How do we map the future onto education?
The future approaches at increasing speed with all its innovation and challenges. There are profound social, cultural, technological, scientific and environmental changes which occur at most local but also at global levels of the modern world. From these will stem huge challenges in all spheres of life. These demand changes in education, not necessarily in the system or how it operates, but perhaps in its aims, and most certainly in its content. Rhetorically the education system has, inter alia, the task of preparing for the future, but does it? Probably not. And it does not know much about the future - even though much more is known than many people acknowledge. Neither does it know how to map the available knowledge onto the system. In a curious way the future is seriously neglected by modern education, despite claims to the contrary, witnessed by a vivid discussion about 21st century competencies.
Where do we want to go?
The aims of education in an environment that potentially changes faster than most people realize, needs to be placed as the top priority in the modern educational discussion. Without rethinking our aims, it is of little value to discuss administrative reforms, testing, accountability, pedagogic practices or the use of technology, to name some of the current discourses. Bringing the discussion about aims to the center is perhaps the biggest challenge for modern education. This is unfortunately a neglected issue. Discussing how to get somewhere tends to be meaningless if you don’t discuss where to go.
The impediments to change within education
Why is it so difficult to develop the important ingredients of our education? There are ample reasons to move ahead with the content of a new curriculum, while preserving what is valuable, in order to ensure powerful knowledge and education for everybody for the decades to come. But if we want to change, we have to negotiate an incredibly difficult labyrinth, filled with hurdles of all sizes; these have to be seen (understood) and crossed, one after the other. I have enumerated at least ten categories of these, that I describe and discuss how we can tackle. But note I am not arguing that all change is for the better and we must combine creative and visionary thought with critical insight and wisdom while moving ahead.

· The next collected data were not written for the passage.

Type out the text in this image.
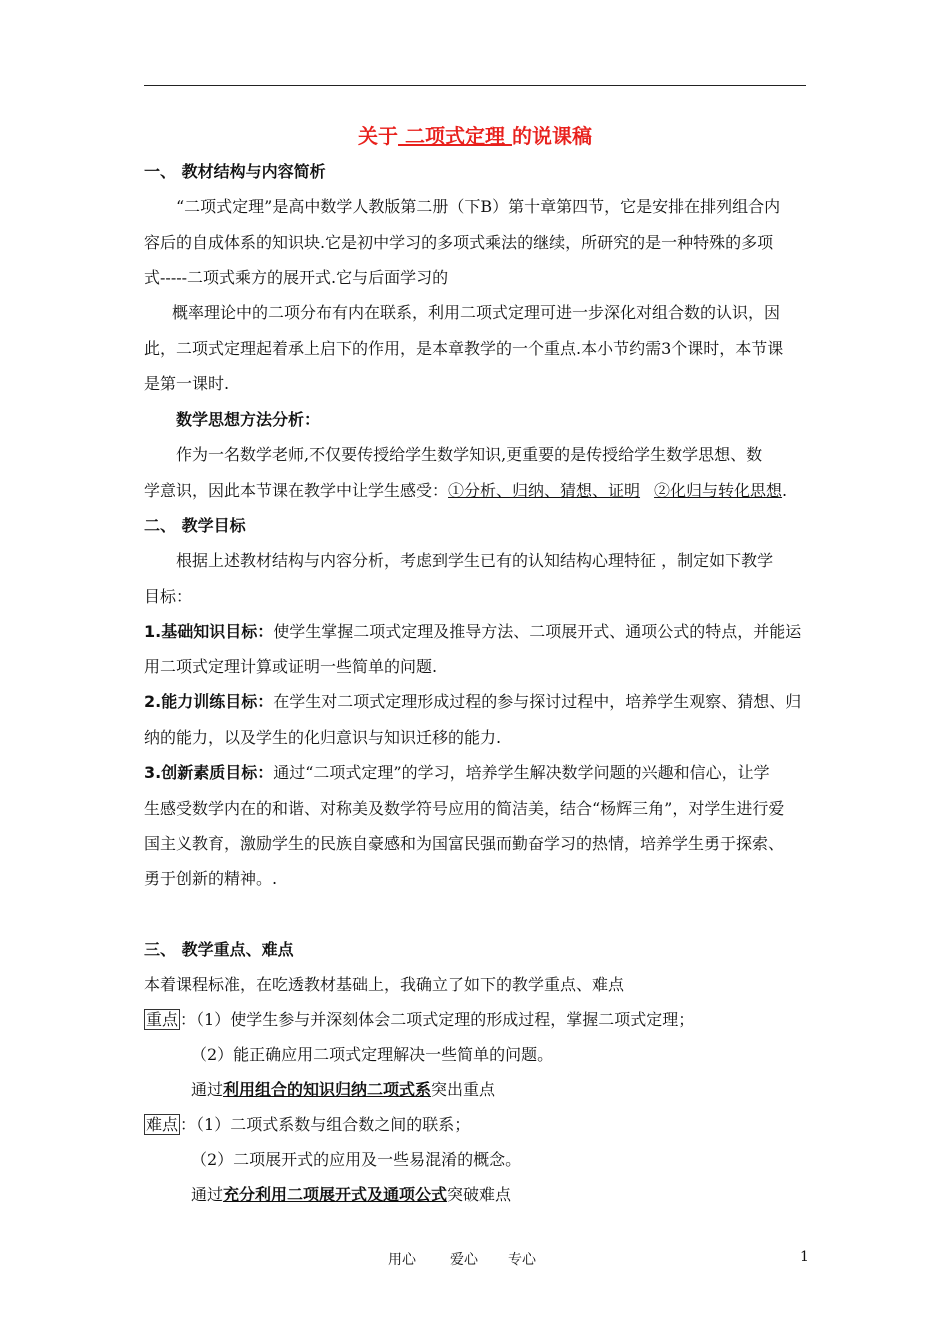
关于 二项式定理 的说课稿
一、 教材结构与内容简析
“二项式定理”是高中数学人教版第二册（下B）第十章第四节，它是安排在排列组合内
容后的自成体系的知识块.它是初中学习的多项式乘法的继续，所研究的是一种特殊的多项
式-----二项式乘方的展开式.它与后面学习的
概率理论中的二项分布有内在联系，利用二项式定理可进一步深化对组合数的认识，因
此，二项式定理起着承上启下的作用，是本章教学的一个重点.本小节约需3个课时，本节课
是第一课时.
数学思想方法分析：
作为一名数学老师,不仅要传授给学生数学知识,更重要的是传授给学生数学思想、数
学意识，因此本节课在教学中让学生感受：①分析、归纳、猜想、证明 ②化归与转化思想.
二、 教学目标
根据上述教材结构与内容分析，考虑到学生已有的认知结构心理特征 ，制定如下教学
目标：
1.基础知识目标：使学生掌握二项式定理及推导方法、二项展开式、通项公式的特点，并能运
用二项式定理计算或证明一些简单的问题.
2.能力训练目标：在学生对二项式定理形成过程的参与探讨过程中，培养学生观察、猜想、归
纳的能力，以及学生的化归意识与知识迁移的能力.
3.创新素质目标：通过“二项式定理”的学习，培养学生解决数学问题的兴趣和信心，让学
生感受数学内在的和谐、对称美及数学符号应用的简洁美，结合“杨辉三角”，对学生进行爱
国主义教育，激励学生的民族自豪感和为国富民强而勤奋学习的热情，培养学生勇于探索、
勇于创新的精神。.
三、 教学重点、难点
本着课程标准，在吃透教材基础上，我确立了如下的教学重点、难点
重点 ：（1）使学生参与并深刻体会二项式定理的形成过程，掌握二项式定理；
（2）能正确应用二项式定理解决一些简单的问题。
通过利用组合的知识归纳二项式系突出重点
难点 ：（1）二项式系数与组合数之间的联系；
（2）二项展开式的应用及一些易混淆的概念。
通过充分利用二项展开式及通项公式突破难点
用心 爱心 专心	1
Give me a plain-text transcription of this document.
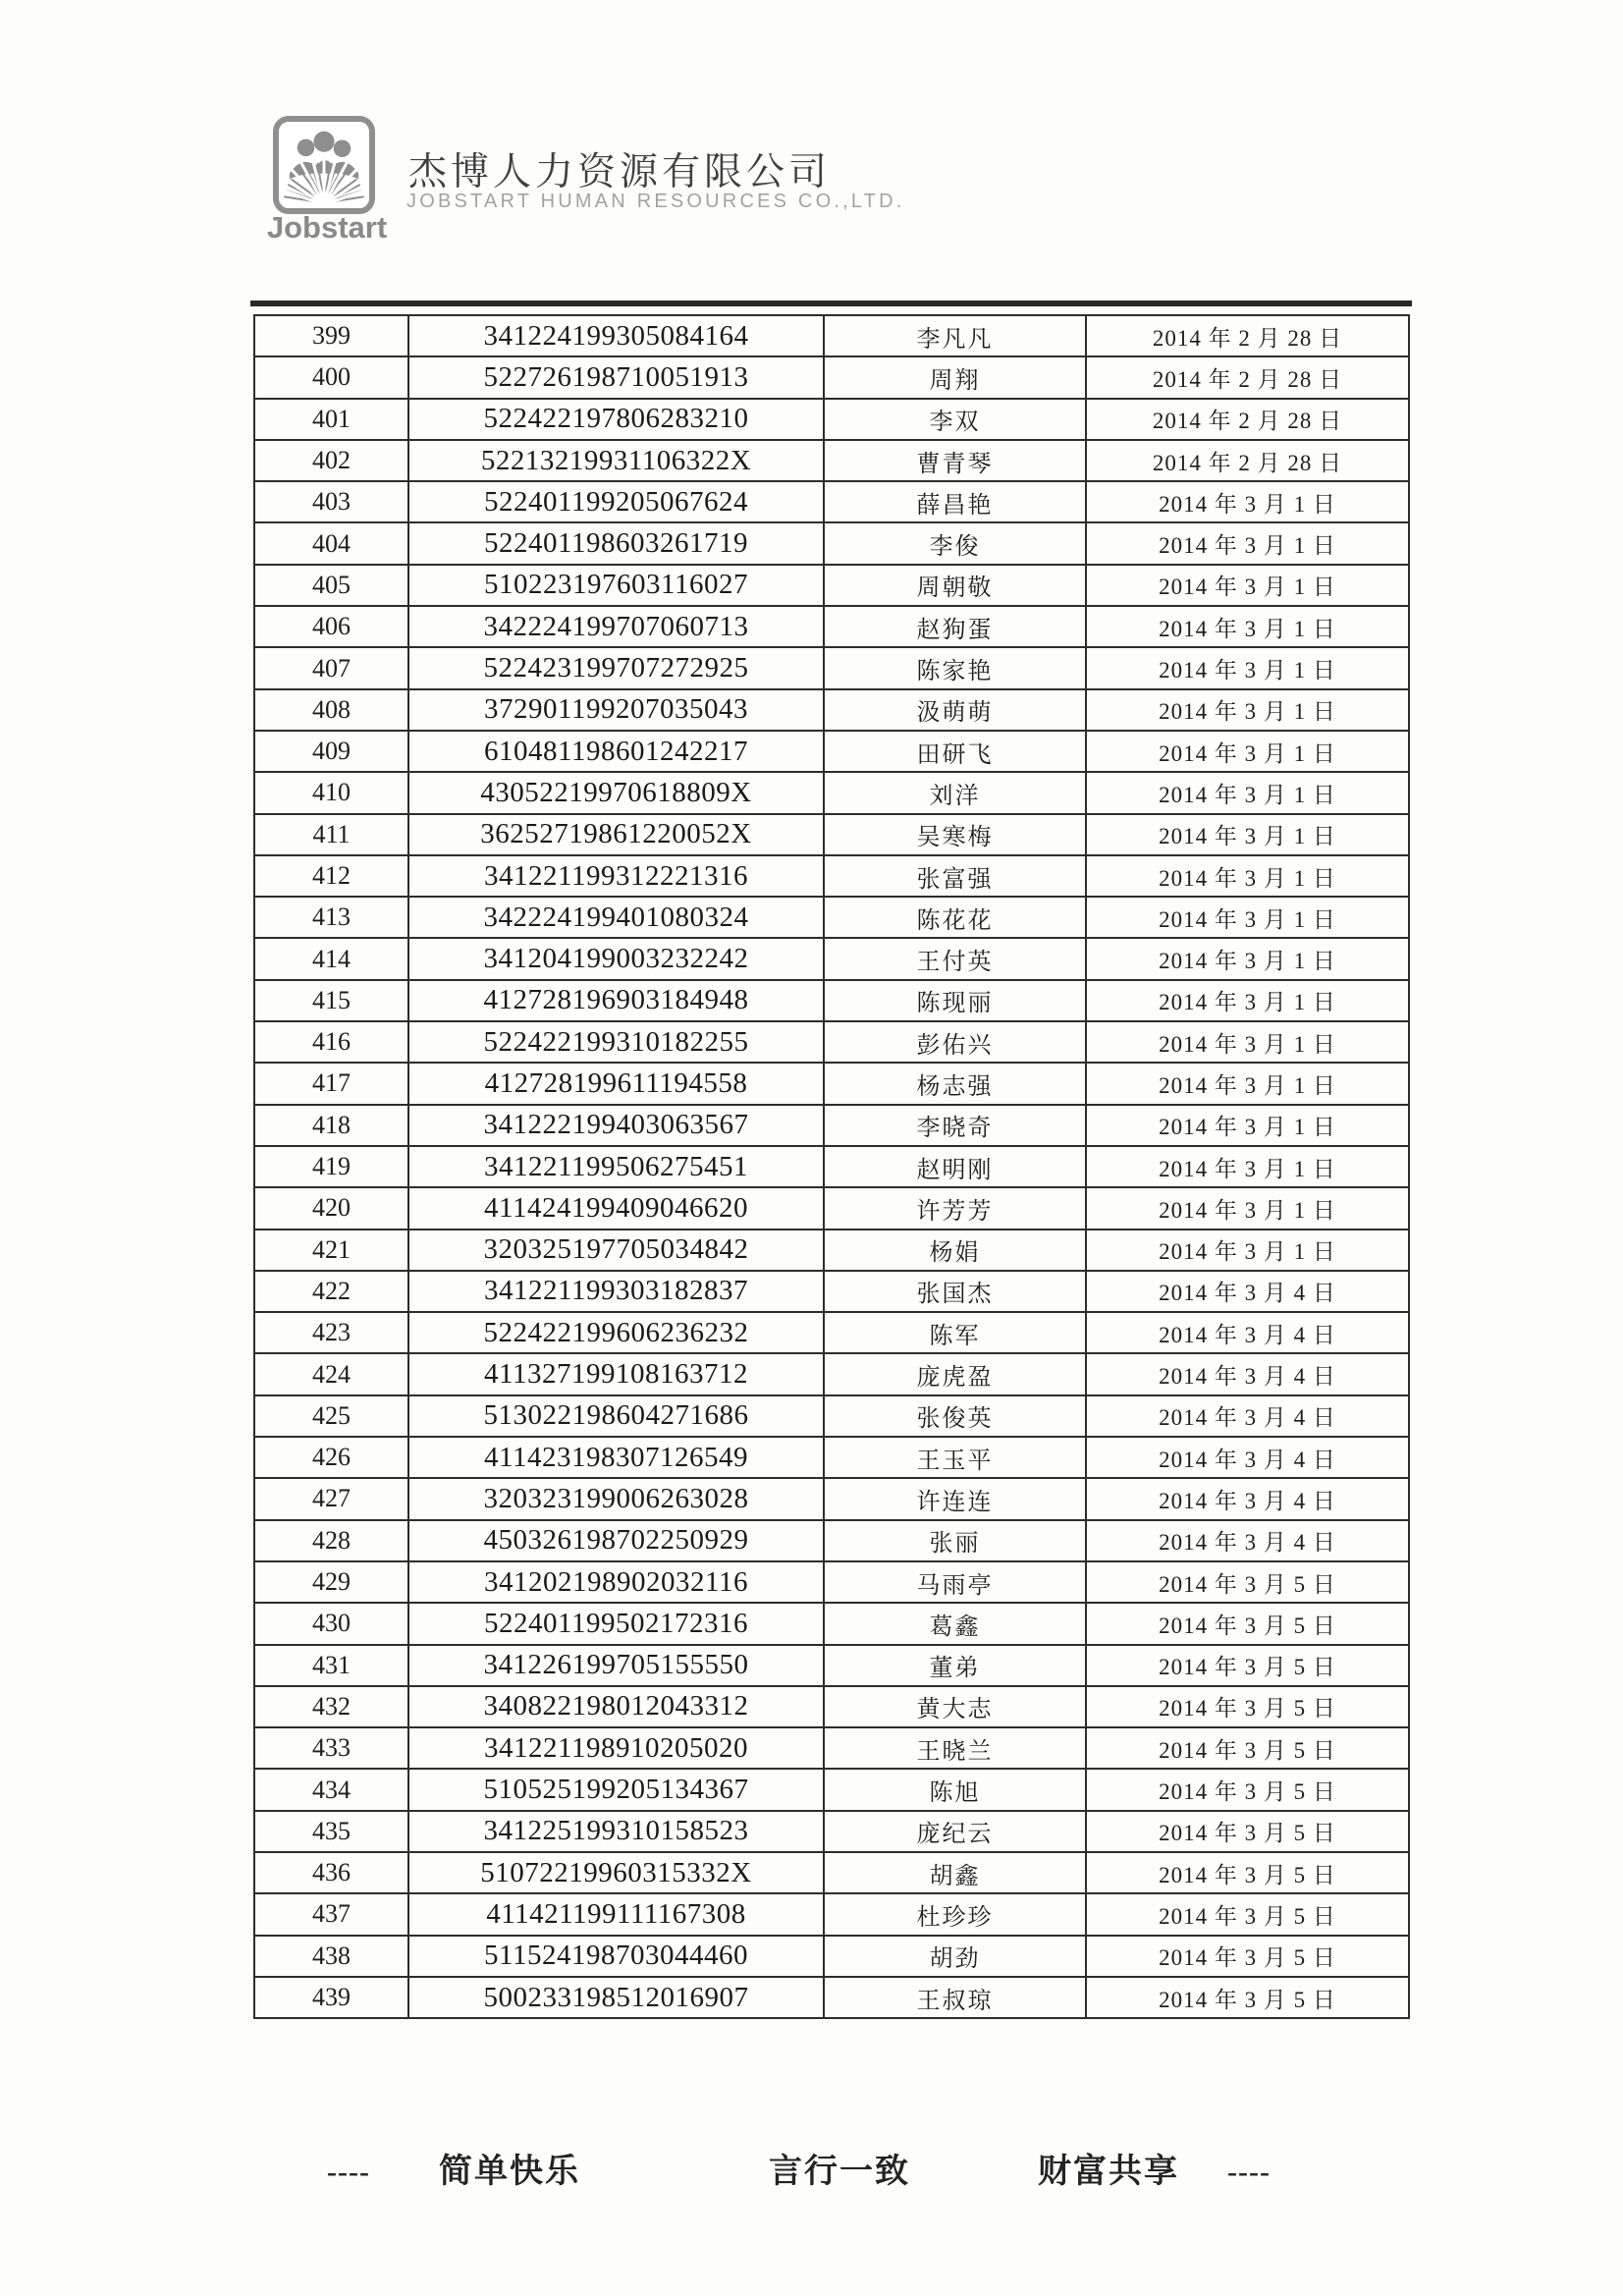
Jobstart
杰博人力资源有限公司
JOBSTART HUMAN RESOURCES CO.,LTD.
399	341224199305084164	李凡凡	2014 年 2 月 28 日
400	522726198710051913	周翔	2014 年 2 月 28 日
401	522422197806283210	李双	2014 年 2 月 28 日
402	52213219931106322X	曹青琴	2014 年 2 月 28 日
403	522401199205067624	薛昌艳	2014 年 3 月 1 日
404	522401198603261719	李俊	2014 年 3 月 1 日
405	510223197603116027	周朝敬	2014 年 3 月 1 日
406	342224199707060713	赵狗蛋	2014 年 3 月 1 日
407	522423199707272925	陈家艳	2014 年 3 月 1 日
408	372901199207035043	汲萌萌	2014 年 3 月 1 日
409	610481198601242217	田研飞	2014 年 3 月 1 日
410	43052219970618809X	刘洋	2014 年 3 月 1 日
411	36252719861220052X	吴寒梅	2014 年 3 月 1 日
412	341221199312221316	张富强	2014 年 3 月 1 日
413	342224199401080324	陈花花	2014 年 3 月 1 日
414	341204199003232242	王付英	2014 年 3 月 1 日
415	412728196903184948	陈现丽	2014 年 3 月 1 日
416	522422199310182255	彭佑兴	2014 年 3 月 1 日
417	412728199611194558	杨志强	2014 年 3 月 1 日
418	341222199403063567	李晓奇	2014 年 3 月 1 日
419	341221199506275451	赵明刚	2014 年 3 月 1 日
420	411424199409046620	许芳芳	2014 年 3 月 1 日
421	320325197705034842	杨娟	2014 年 3 月 1 日
422	341221199303182837	张国杰	2014 年 3 月 4 日
423	522422199606236232	陈军	2014 年 3 月 4 日
424	411327199108163712	庞虎盈	2014 年 3 月 4 日
425	513022198604271686	张俊英	2014 年 3 月 4 日
426	411423198307126549	王玉平	2014 年 3 月 4 日
427	320323199006263028	许连连	2014 年 3 月 4 日
428	450326198702250929	张丽	2014 年 3 月 4 日
429	341202198902032116	马雨亭	2014 年 3 月 5 日
430	522401199502172316	葛鑫	2014 年 3 月 5 日
431	341226199705155550	董弟	2014 年 3 月 5 日
432	340822198012043312	黄大志	2014 年 3 月 5 日
433	341221198910205020	王晓兰	2014 年 3 月 5 日
434	510525199205134367	陈旭	2014 年 3 月 5 日
435	341225199310158523	庞纪云	2014 年 3 月 5 日
436	51072219960315332X	胡鑫	2014 年 3 月 5 日
437	411421199111167308	杜珍珍	2014 年 3 月 5 日
438	511524198703044460	胡劲	2014 年 3 月 5 日
439	500233198512016907	王叔琼	2014 年 3 月 5 日
---- 简单快乐	言行一致	财富共享 ----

The wrong-footed emphasis on research or evidence-based policy and practice
There is little disagreement that research and data are perhaps the most vital ingredients for the dynamics of educational progress. But, the successful use of either, requires – or rather demands - vision for education and the people involved and the societies they live in. It also demands imagination, insight, honesty and a deep understanding of the field or arena being developed. Also a thorough understanding of the essence of research and the nature, strengths and weaknesses of the available data and the context, in which it has been assembled, is also an absolute necessity. I am attempting to clarify these issues, inter alia given the current widespread infatuation with the “what works” movement.

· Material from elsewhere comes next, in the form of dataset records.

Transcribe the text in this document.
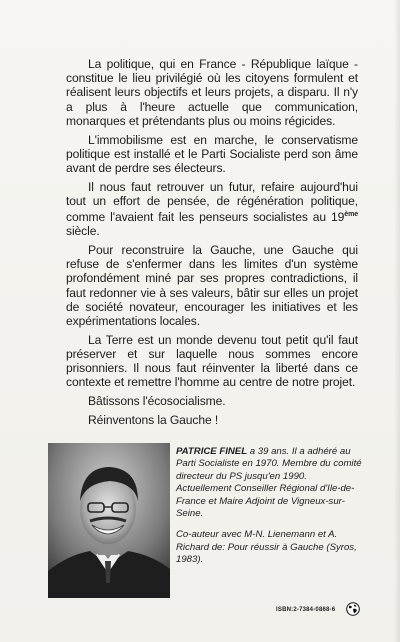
La politique, qui en France - République laïque - constitue le lieu privilégié où les citoyens formulent et réalisent leurs objectifs et leurs projets, a disparu. Il n'y a plus à l'heure actuelle que communication, monarques et prétendants plus ou moins régicides.

L'immobilisme est en marche, le conservatisme politique est installé et le Parti Socialiste perd son âme avant de perdre ses électeurs.

Il nous faut retrouver un futur, refaire aujourd'hui tout un effort de pensée, de régénération politique, comme l'avaient fait les penseurs socialistes au 19ème siècle.

Pour reconstruire la Gauche, une Gauche qui refuse de s'enfermer dans les limites d'un système profondément miné par ses propres contradictions, il faut redonner vie à ses valeurs, bâtir sur elles un projet de société novateur, encourager les initiatives et les expérimentations locales.

La Terre est un monde devenu tout petit qu'il faut préserver et sur laquelle nous sommes encore prisonniers. Il nous faut réinventer la liberté dans ce contexte et remettre l'homme au centre de notre projet.

Bâtissons l'écosocialisme.

Réinventons la Gauche !

PATRICE FINEL a 39 ans. Il a adhéré au Parti Socialiste en 1970. Membre du comité directeur du PS jusqu'en 1990. Actuellement Conseiller Régional d'Ile-de-France et Maire Adjoint de Vigneux-sur-Seine.

Co-auteur avec M-N. Lienemann et A. Richard de: Pour réussir à Gauche (Syros, 1983).

ISBN:2-7384-0868-6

A perspective on the gender attendance differences in Higher Education
Recently, I have argued that the nature (exponential growth) and stability of the differential attendance growth (during the whole of the 20th century), has not been acknowledged in the present discussions. The stable, historical patterns, indicate that the gender differences will grow and present imbalances within HE during the decades to come. Given the current emphasis on good balance within the system, the emerging imbalanced pattern will turn out to be problematic. I claim to present a very simple story, by showing a remarkably stable, but differential exponential growth for males and females. I also maintain that the message implied by the pattern is important, - but one that most people seem to find very difficult to grasp.
Lifelong learning
Moving the focus of the educational discourse from “pre-work” education to life-long learning is a pressing challenge. Even though this has been rhetorically accepted, for nearly half a century it is still not fully acknowledged either by the system, industry nor by the pragmatic discourses. Teacher education is a particularly interesting case in point. While genuinely accepted by most parties, it still has, formally, a marginal status, both within the school system and the university system.
Working with change at the upper secondary level
With my colleague Guðrún Ragnarsdóttir, and as a part of still larger project, we are looking at how school leadership at upper secondary schools in Iceland, views educational change, and how such change progresses, and how the leadership can stimulate it, and what are the hurdles that they face.
A book project
I am thinking about a book on what I call “the challenges of education”. Some of which have been mentioned above. These are, the discussion of educational aims for the middle of the 21st century coupled to the mapping of the future onto education, the impediments to change, the use of research and data to mould change, the acceptance of the system of LLL, but also the what it means to educate for a democratic society, and why that is important and how teacher education should be conducted.